Zambia’s 2016 elections: the aftermath

Analysis: JOE KALUBA
A POLITICAL system that boasts to be a multiparty democracy must be aware that being such means that there is competition among political opponents.
In every competition, be it in sports, art or politics, there is always a winner and a loser. But I think in contemporary politics democracy must always win. And if we want to see a much consolidated democracy the people should come first.
In this year’s elections, from the nomination day through the campaign period and I think up to the voting day, we have learnt or are still learning a lot of things for the first time in the history of our democratic era. I think the past three months more or less have been characterised by a lot of things that I may term democratic challenges and lessons.

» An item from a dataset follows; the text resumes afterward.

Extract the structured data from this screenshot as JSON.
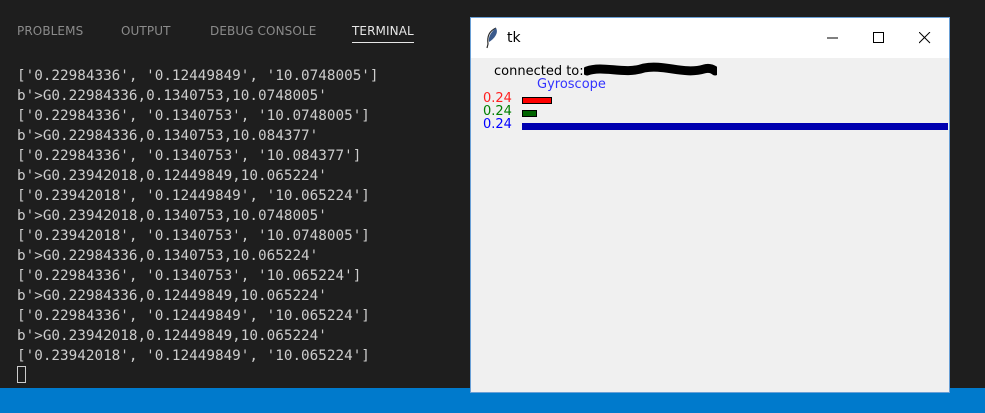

Just like in every competition, individuals, political parties, civil society organisations, the media, professional bodies, law enforcement agencies, traditional leaders and faith-based organisations (FBOs) among others, have found themselves in what I may term as chameleon challenge.
I say this because this election has brought out a lot of things from people or groups. There has been a lot of provocation and finger-pointing from different directions. Emotions have changed like a chameleon. In some cases I think people or rather groups have been selfish in most of the actions done in this vein.
It is said that elections come and go. In all this, however, the most important thing is how we as a people behave before, during and after elections. I have always echoed that we only have one Zambia and we have only one nation. We the people of Zambia, regardless of our individual or organisational political affiliation, must work hard to make that One Zambia, one nation work.
In my opinion, political party leaders and the media have a big role to play in this regard. People will listen to what the two say or dictate. Responsibility is key. Selflessness is fundamental. Putting people first is cardinal. If you are a politician or media institution and these things are not central to your cause, whatever it may be, then you are just a flop, selfish and a cheat and, more importantly, this makes you a threat to our democracy and nation.
You don’t want to be the reason why people lose their lives. Neither do you want to be the reason why our democratic consolidation is being threatened.
When voting is done emotions take over everything. Losers will want to be winners. Winners will seek to defend their win. It is the two camps who will break or build our peace. It is the loser who might seek to be selfish. The winners might also want to credit themselves with the hard work put in.
My concern, though, is how we as a Nation handle this aftermath. As we know, in every competition there are losers and winners. Despite this, though, fair play should be the spirit in the aftermath. Whatever these elections have brought out shows how we are as a people. What is needed is for us to know how to deal with it.
We must stay calm and know how to manage our emotions. Those who are calling others names, mind what you say. You don’t want to be the reason we have hate in our country. We have seen a lot of damage caused in this election. Politicians and the media have done their part in building and destroying. People, groups and regions have been taken advantage of. As a people we are not left out, on this vice, too.
We the people, especially on social media, can try to or rather seek to do our part to promote the spirit of One Zambia, one nation. Being emotional, hypocritical or using threats will not help us. We will just end up creating a time bomb. Let us now burn our differences and throw the ashes in the river. Failure to do that will be a big loss and challenge for our democratic process and the building of that One Zambia, one nation.
Congratulations to the winners and those who did not make it at presidential, mayoral/council chairperson, parliamentary and ward/councillors levels. We hope you learnt a thing or two. Regardless of age, sex, tribe, creed, race or political affiliation we are still One Zambia, one nation.
The author is a PhD candidate – Political, Gender and Transnational Studies at the International Postgraduate Centre (IPC), Faculty of Social Sciences a t Goethe University, Frankfurt.